On that note: Chapter 3 is basically done, I think. Anyone who wants to read it and provide feedback on any level (flow, grammar, tone/jargon, etc) would be welcome! Below is the introduction to the chapter. I won’t be posting the whole thing, because then I would have to remake all the images as .png for wordpress to use them.
What follows is an introduction to the labels of Functional Analysis. These functional labels highlight several other things in addition to function, drawing attention to different aspects of music and harmony. Following the introduction, examples will demonstrate my implementation of these new labels as well as these priorities, which together lead to a better understanding of phrasing and prolongation.
Functional Analysis is based on the cadence, not the scale. Hearing chords as they have metaphorical motion towards cadences is the beginning of function. The stability of tonic is only in relationship to the desire of dominant to resolve in a cadence. In some idioms different sounds represent these desires; in this chapter we will focus on Common Practice Tonality, and different interpretations of function will come in Chapter IV. Because of this cadential focus, chords are organized in terms of relationships of fifths or thirds, rather than ordered linearly in a scale. Scale is a melodic phenomenon, and while melody and harmony are related, having a vertical harmonic conception is much clearer than trying to conceive of harmony linearly. Conceiving of harmony linearly is the realm of Schenkerian Analysis as described in Chapter II. A hybridization of Functional Analysis and Schenkerian Analysis will be explored in Chapter IV.

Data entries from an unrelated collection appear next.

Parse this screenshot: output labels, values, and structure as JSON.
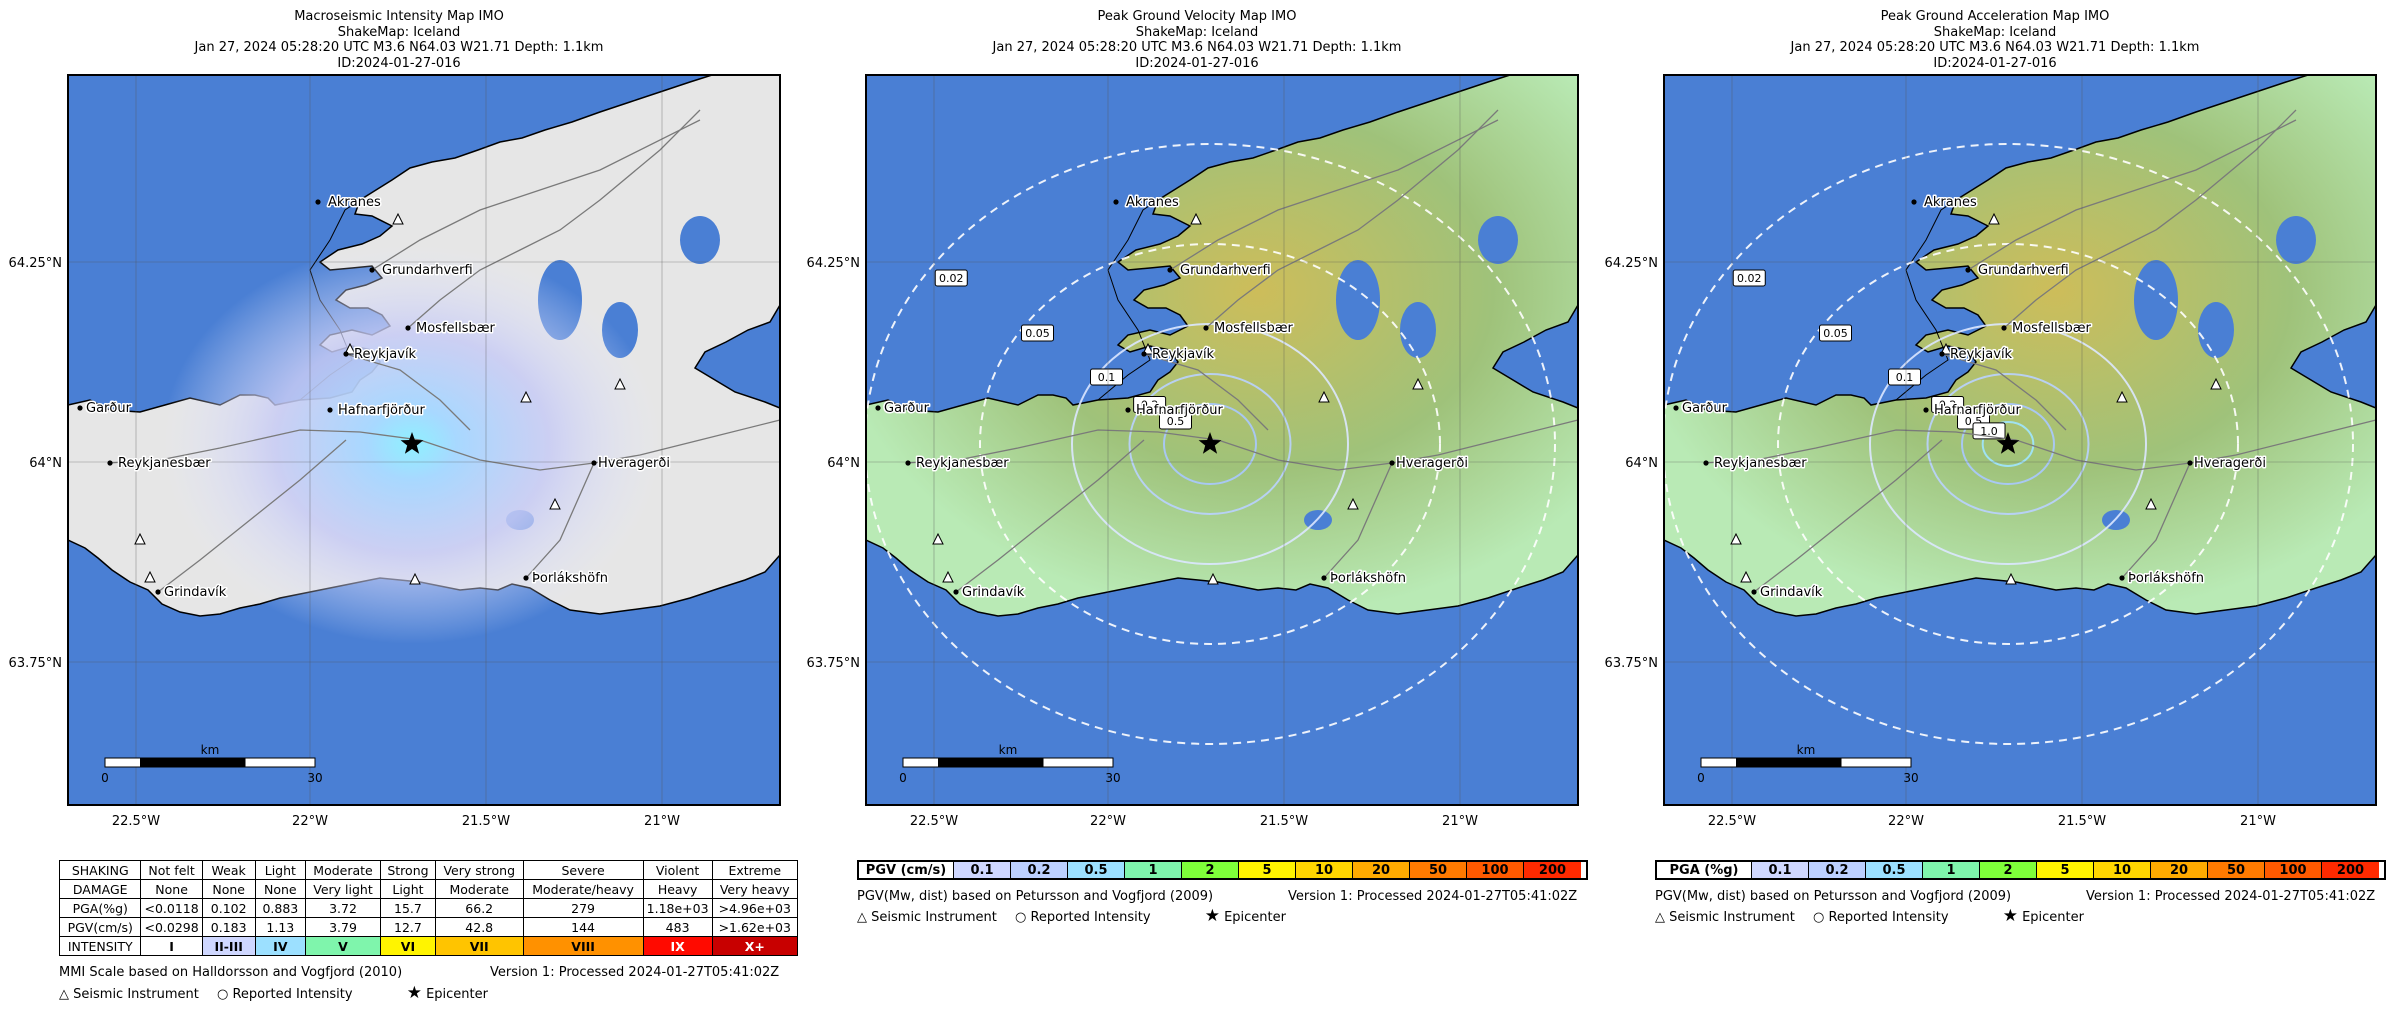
{
  "colors": {
    "water": "#4a7fd4",
    "land_grey": "#e6e6e6",
    "land_green": "#b9eab5",
    "land_yellow": "#cdbd5a",
    "mmi_intensity": [
      "#ffffff",
      "#cfd7ff",
      "#9ce0ff",
      "#7ff5ac",
      "#fff400",
      "#ffc400",
      "#ff9100",
      "#ff0a00",
      "#c80000"
    ]
  },
  "icons": {
    "instrument": "triangle-icon",
    "reported": "circle-icon",
    "epicenter": "star-icon"
  },
  "panels": [
    {
      "title_lines": [
        "Macroseismic Intensity Map IMO",
        "ShakeMap: Iceland",
        "Jan 27, 2024 05:28:20 UTC M3.6 N64.03 W21.71 Depth: 1.1km",
        "ID:2024-01-27-016"
      ]
    },
    {
      "title_lines": [
        "Peak Ground Velocity Map IMO",
        "ShakeMap: Iceland",
        "Jan 27, 2024 05:28:20 UTC M3.6 N64.03 W21.71 Depth: 1.1km",
        "ID:2024-01-27-016"
      ],
      "contour_labels": [
        "0.02",
        "0.05",
        "0.1",
        "0.2",
        "0.5"
      ]
    },
    {
      "title_lines": [
        "Peak Ground Acceleration Map IMO",
        "ShakeMap: Iceland",
        "Jan 27, 2024 05:28:20 UTC M3.6 N64.03 W21.71 Depth: 1.1km",
        "ID:2024-01-27-016"
      ],
      "contour_labels": [
        "0.02",
        "0.05",
        "0.1",
        "0.2",
        "0.5",
        "1.0"
      ]
    }
  ],
  "map": {
    "lat_ticks": [
      "64.25°N",
      "64°N",
      "63.75°N"
    ],
    "lon_ticks": [
      "22.5°W",
      "22°W",
      "21.5°W",
      "21°W"
    ],
    "places": [
      "Akranes",
      "Grundarhverfi",
      "Mosfellsbær",
      "Reykjavík",
      "Garður",
      "Hafnarfjörður",
      "Reykjanesbær",
      "Hveragerði",
      "Grindavík",
      "Þorlákshöfn"
    ],
    "scalebar": {
      "unit": "km",
      "start": "0",
      "end": "30"
    }
  },
  "mmi_table": {
    "rows": [
      {
        "label": "SHAKING",
        "cells": [
          "Not felt",
          "Weak",
          "Light",
          "Moderate",
          "Strong",
          "Very strong",
          "Severe",
          "Violent",
          "Extreme"
        ]
      },
      {
        "label": "DAMAGE",
        "cells": [
          "None",
          "None",
          "None",
          "Very light",
          "Light",
          "Moderate",
          "Moderate/heavy",
          "Heavy",
          "Very heavy"
        ]
      },
      {
        "label": "PGA(%g)",
        "cells": [
          "<0.0118",
          "0.102",
          "0.883",
          "3.72",
          "15.7",
          "66.2",
          "279",
          "1.18e+03",
          ">4.96e+03"
        ]
      },
      {
        "label": "PGV(cm/s)",
        "cells": [
          "<0.0298",
          "0.183",
          "1.13",
          "3.79",
          "12.7",
          "42.8",
          "144",
          "483",
          ">1.62e+03"
        ]
      },
      {
        "label": "INTENSITY",
        "cells": [
          "I",
          "II-III",
          "IV",
          "V",
          "VI",
          "VII",
          "VIII",
          "IX",
          "X+"
        ]
      }
    ],
    "note": "MMI Scale based on Halldorsson and Vogfjord (2010)",
    "version": "Version 1: Processed 2024-01-27T05:41:02Z"
  },
  "pgv_legend": {
    "label": "PGV (cm/s)",
    "values": [
      "0.1",
      "0.2",
      "0.5",
      "1",
      "2",
      "5",
      "10",
      "20",
      "50",
      "100",
      "200"
    ],
    "note": "PGV(Mw, dist) based on Petursson and Vogfjord (2009)",
    "version": "Version 1: Processed 2024-01-27T05:41:02Z"
  },
  "pga_legend": {
    "label": "PGA (%g)",
    "values": [
      "0.1",
      "0.2",
      "0.5",
      "1",
      "2",
      "5",
      "10",
      "20",
      "50",
      "100",
      "200"
    ],
    "note": "PGV(Mw, dist) based on Petursson and Vogfjord (2009)",
    "version": "Version 1: Processed 2024-01-27T05:41:02Z"
  },
  "symbols": {
    "instrument": "Seismic Instrument",
    "reported": "Reported Intensity",
    "epicenter": "Epicenter"
  }
}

Functional Analysis encourages bass-oriented analysis. Bass pitches provide the foundation on which each function is built. Motion in the melody can happen over the bass without changing the function. However, labels are entirely root oriented, not bass oriented. This is an important distinction between Functional Analysis and Roman numerals; in Roman numerals, all intervals are shown from the bass. In Functional Analysis, intervals are shown from the root, regardless of whether the root is in the bass or not. Also, in Functional Analysis triads are important but not to exclusion; the bass-oriented function is more important than triad. If a given sonority has a strong sense of function but does not stack in thirds to form the expected functional triad, the function supersedes the triad. Example 3.20 shows this later in the chapter.

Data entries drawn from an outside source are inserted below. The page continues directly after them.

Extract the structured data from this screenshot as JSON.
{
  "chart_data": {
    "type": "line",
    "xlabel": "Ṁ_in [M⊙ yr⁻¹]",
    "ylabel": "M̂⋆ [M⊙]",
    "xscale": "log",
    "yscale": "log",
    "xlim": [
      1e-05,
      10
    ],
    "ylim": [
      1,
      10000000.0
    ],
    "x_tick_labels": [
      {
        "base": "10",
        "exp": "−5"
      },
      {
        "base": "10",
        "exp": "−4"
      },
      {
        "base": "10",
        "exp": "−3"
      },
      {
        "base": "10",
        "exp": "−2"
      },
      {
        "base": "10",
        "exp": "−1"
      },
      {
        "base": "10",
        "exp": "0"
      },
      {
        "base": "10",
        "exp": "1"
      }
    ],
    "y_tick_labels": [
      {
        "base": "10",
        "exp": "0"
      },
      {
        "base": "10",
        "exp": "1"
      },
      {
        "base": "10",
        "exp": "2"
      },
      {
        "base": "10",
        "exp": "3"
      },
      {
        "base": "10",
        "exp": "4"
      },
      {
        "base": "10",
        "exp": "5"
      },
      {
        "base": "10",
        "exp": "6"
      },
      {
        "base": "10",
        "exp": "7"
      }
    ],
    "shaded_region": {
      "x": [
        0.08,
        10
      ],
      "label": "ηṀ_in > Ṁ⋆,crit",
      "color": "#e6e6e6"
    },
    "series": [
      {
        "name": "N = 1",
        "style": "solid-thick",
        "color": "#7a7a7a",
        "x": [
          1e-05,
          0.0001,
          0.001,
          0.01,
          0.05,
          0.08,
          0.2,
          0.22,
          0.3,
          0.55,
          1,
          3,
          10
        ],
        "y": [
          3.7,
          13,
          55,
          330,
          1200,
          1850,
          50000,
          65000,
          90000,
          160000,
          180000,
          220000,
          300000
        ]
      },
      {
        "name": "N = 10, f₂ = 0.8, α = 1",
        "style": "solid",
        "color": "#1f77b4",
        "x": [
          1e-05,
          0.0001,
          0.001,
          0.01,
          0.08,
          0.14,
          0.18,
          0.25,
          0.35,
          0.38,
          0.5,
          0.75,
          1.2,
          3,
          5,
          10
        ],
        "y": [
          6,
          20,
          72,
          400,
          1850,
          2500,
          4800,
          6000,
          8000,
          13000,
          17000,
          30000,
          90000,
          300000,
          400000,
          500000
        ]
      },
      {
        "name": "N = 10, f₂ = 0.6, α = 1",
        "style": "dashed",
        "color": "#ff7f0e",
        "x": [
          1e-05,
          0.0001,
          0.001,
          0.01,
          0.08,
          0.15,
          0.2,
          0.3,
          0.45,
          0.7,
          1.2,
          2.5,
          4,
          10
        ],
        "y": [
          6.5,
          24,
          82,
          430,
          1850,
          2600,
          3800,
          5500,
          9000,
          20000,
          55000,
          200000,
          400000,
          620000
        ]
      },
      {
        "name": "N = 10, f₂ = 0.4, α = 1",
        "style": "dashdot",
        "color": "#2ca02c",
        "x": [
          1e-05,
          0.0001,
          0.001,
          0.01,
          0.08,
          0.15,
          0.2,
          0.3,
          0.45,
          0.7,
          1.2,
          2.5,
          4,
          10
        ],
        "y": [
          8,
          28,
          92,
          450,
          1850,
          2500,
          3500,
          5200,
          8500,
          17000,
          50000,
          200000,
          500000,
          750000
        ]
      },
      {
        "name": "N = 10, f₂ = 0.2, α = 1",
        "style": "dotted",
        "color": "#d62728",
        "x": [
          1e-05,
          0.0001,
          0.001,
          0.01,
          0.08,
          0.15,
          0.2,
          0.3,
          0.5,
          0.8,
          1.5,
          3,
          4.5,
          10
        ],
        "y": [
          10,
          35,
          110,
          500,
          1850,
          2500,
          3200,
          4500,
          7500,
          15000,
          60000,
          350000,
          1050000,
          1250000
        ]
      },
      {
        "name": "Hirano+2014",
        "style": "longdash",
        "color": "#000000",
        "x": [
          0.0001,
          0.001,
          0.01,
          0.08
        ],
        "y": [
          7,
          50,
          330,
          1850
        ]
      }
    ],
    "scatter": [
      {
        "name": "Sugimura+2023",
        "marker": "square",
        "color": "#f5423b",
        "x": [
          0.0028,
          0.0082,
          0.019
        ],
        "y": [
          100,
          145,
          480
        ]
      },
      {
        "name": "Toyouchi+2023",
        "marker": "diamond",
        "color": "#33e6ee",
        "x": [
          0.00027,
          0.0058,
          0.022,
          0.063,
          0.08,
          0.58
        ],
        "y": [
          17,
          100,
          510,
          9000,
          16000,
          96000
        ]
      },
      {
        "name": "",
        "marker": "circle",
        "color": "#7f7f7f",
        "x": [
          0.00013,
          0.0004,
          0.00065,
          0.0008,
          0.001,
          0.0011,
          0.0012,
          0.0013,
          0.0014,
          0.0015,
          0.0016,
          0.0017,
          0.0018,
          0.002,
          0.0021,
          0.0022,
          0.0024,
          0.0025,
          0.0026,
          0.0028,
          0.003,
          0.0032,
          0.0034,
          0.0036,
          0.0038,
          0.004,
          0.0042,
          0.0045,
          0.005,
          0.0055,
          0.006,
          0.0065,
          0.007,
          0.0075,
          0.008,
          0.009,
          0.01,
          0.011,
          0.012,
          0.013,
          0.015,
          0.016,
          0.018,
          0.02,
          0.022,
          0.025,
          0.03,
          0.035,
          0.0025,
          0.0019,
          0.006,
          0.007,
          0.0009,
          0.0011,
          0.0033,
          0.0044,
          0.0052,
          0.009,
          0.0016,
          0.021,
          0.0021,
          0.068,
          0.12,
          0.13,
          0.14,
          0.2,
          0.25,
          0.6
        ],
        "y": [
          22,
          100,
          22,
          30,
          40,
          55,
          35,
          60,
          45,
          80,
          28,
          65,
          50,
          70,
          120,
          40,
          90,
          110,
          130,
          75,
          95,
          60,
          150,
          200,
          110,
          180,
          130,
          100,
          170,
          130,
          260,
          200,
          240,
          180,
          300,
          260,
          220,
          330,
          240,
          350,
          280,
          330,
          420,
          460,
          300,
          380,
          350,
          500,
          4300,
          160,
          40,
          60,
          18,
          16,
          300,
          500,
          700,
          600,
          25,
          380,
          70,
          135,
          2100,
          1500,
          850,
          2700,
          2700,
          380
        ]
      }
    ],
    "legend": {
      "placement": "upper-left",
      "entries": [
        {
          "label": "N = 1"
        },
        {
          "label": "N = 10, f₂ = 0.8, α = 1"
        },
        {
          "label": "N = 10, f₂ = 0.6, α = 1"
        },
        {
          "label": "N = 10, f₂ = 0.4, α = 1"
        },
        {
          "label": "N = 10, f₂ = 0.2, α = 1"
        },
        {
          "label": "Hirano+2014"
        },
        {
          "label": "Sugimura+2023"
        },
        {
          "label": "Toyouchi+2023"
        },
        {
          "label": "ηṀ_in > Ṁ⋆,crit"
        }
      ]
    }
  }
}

Finally, larger-span oriented analysis comes first, as students must understand phrase pillars before harmonic details. Starting large, at more background levels, allows students to come to grips with actual music sooner. It also makes phrase construction a natural part of very beginning analysis. The very first lesson begins with defining the cadence. There are no cadences without a concept of phrase, and the harmonic motion that defines a phrase is founded on the most important functional pillars. Once the big-idea concepts are in place, it is much easier to add detail, than to start with detail and try to zoom out.